Ne yazık ki; halen çalışan üreten, başarılı olan en üst konuma ulaşan kadınlarımız dahi, yükselmeleri ve çalışmaları esnasında kadın olmanın dezavantajını yaşamaktadır… Oysa ülkemizde çalışan, üreten, kazanan, en üst konuma ulaşıp, adından söz ettiren, saygın, başarılı çok değerli kadınlarımız vardır. Yaptıkları çalışmalar ile de ülkesini tüm dünyaya tanıtmaya devam etmektedirler. Başarıdan başarıya koşmaktadırlar, ama toplum olarak ikinci sınıf vatandaş olarak görülen kadınlarımızın başarıları her nedense erkekler tarafından kabullenilmiyor, yüreklendirilmiyor. Onların gözünde kadın ‘eksik etek, saçı uzun aklı kısa’ diye tabir ediliyor. Kadınlarımıza “Kadın başınla sen sus, anlamazsın aklın yetmez. “diye susturulan ve kadınlar için “sırtından sopayı, karnından sıpayı eksik etmeyeceksin.” diyen erkekler bence kadınların onları aşacağından endişe duymaktadırlar; diye düşünüyorum.

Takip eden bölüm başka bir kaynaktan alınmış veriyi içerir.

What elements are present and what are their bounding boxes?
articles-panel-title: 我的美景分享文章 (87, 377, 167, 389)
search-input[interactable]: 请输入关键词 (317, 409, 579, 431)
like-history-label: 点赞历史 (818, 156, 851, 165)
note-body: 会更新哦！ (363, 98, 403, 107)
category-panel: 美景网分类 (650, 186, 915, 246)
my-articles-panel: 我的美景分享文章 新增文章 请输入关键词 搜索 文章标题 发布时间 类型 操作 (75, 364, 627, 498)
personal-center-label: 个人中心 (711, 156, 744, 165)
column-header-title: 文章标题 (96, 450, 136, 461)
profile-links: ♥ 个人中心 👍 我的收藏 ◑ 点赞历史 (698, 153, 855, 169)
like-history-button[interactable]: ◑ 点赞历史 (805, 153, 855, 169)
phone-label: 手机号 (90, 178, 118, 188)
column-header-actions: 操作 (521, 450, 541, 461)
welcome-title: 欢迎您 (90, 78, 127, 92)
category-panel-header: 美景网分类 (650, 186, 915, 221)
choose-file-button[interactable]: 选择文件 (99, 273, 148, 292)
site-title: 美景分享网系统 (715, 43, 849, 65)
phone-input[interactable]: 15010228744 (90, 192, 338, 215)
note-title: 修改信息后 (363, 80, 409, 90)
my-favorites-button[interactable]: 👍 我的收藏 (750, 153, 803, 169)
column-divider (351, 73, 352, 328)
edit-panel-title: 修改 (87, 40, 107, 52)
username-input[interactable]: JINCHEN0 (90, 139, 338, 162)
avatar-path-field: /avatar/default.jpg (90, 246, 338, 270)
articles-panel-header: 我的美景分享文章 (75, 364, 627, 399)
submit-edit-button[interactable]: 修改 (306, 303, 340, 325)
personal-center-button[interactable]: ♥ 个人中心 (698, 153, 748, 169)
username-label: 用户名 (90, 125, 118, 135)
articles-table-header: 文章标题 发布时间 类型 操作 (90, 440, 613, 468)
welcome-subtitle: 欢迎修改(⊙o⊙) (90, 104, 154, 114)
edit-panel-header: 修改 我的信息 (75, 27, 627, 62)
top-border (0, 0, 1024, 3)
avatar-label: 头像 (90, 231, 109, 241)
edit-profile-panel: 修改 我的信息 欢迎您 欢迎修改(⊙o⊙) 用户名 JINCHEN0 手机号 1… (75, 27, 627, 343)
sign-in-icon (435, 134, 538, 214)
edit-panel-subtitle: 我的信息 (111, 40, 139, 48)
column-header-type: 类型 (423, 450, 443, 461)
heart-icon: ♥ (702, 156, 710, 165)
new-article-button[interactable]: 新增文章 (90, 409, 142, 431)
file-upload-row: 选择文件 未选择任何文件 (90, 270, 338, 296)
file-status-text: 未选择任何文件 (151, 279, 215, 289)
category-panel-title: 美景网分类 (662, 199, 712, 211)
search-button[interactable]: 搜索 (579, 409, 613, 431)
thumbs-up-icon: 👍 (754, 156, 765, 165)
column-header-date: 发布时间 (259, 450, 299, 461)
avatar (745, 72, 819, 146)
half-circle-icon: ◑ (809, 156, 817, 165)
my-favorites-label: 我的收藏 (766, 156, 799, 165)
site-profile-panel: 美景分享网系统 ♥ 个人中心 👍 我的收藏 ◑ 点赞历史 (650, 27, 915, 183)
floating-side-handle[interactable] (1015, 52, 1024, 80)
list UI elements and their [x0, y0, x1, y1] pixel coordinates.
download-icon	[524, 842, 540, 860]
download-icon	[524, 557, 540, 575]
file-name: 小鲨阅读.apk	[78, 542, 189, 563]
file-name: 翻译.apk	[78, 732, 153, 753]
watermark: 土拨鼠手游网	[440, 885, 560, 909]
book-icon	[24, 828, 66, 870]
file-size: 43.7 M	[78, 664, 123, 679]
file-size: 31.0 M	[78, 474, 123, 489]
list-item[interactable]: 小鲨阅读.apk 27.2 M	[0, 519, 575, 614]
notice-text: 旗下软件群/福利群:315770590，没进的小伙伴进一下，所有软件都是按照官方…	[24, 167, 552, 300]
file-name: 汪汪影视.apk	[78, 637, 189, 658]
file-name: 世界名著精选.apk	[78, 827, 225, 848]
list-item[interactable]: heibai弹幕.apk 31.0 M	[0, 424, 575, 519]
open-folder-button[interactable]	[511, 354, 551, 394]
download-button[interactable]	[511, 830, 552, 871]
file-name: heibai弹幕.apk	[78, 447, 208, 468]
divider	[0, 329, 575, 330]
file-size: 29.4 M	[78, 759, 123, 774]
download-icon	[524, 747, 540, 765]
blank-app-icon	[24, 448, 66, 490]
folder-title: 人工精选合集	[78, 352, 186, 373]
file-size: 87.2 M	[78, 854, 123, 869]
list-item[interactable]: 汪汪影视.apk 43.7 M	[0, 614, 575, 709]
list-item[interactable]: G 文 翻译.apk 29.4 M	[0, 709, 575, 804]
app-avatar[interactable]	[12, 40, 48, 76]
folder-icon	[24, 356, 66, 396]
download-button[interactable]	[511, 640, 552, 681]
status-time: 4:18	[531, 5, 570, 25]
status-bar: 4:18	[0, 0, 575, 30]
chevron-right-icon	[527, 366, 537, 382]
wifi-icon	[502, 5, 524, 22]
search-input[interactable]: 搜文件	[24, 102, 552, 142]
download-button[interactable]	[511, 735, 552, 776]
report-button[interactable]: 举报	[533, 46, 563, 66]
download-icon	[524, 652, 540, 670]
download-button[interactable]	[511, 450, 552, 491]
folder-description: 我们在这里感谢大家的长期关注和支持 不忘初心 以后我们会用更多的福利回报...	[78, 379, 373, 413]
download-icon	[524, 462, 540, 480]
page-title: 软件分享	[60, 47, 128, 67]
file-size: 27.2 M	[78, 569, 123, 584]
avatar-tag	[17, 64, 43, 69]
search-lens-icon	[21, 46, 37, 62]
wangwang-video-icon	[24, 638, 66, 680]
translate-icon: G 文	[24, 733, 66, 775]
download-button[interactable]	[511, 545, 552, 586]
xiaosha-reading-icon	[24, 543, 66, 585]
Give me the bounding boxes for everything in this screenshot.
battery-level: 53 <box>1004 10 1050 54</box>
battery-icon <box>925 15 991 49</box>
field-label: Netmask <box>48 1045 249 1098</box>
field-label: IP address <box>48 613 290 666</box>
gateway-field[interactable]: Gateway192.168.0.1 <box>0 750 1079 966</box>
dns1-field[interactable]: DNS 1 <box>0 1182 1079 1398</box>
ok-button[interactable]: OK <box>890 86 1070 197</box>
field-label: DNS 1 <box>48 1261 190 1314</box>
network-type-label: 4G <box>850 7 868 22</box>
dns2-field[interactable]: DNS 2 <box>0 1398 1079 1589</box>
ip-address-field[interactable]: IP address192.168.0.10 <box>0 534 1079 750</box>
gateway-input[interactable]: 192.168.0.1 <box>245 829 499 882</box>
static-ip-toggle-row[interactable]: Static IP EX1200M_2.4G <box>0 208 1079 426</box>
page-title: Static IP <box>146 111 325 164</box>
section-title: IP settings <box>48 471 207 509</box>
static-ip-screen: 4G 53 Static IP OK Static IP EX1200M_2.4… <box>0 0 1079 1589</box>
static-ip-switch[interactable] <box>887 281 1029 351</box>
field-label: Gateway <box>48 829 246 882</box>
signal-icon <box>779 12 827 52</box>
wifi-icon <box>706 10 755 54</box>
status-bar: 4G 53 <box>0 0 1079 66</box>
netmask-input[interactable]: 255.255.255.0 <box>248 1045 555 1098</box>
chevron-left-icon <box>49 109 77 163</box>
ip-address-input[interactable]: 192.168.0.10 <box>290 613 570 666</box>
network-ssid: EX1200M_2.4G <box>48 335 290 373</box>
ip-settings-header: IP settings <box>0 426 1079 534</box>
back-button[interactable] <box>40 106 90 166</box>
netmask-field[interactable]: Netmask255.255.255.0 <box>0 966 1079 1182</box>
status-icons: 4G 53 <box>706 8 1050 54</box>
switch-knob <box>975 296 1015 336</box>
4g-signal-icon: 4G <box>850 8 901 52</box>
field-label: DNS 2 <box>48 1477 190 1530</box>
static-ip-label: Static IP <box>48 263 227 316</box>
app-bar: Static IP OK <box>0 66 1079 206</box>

Elbette ki artık çağımızda böyle düşünmeyen, kadınları üstün görüp, kadınlarımıza hak ettikleri değeri veren, onları çalışmalarında olumlu teşvik eden, yüreklendiren, desteklerini esirgemeyen erkekler de mevcuttur. Kadınlarımızı baş tacı eden erkekler, hepimizin de baş tacıdır. İşte o zaman erkeklerimize sevgimiz ve saygımız sonsuzdur.
Ülkemizin her alanda hizmete ihtiyacı vardır. Kadınlarımız da artık eğitimli, bilinçli ve güçlüdür. Kadınlarımız desteklenip teşvik edildiği sürece sayısız hizmetlerin üstesinden gelecek kapasitede olup zeki ve kararlıdırlar. Her zaman her yerde kadın erkek çoluk çocuk demeden ayrım yapmadan Vatanımız, Bayrağımız, Toprağımız için, çocuklarımız ve torunlarımızın geleceği için birlik ve beraberlik içerisinde tek yumruk olmalıyız.
Bütün Türk Ulusu olarak tek amacımız hiçbir ayırım yapmadan olağanüstü özveri ile ülkemize hizmet etmek, ülkemiz için çalışmak ve üretmek,geride eserler bırakmaktır diye düşünüyorum. Saygılarımla.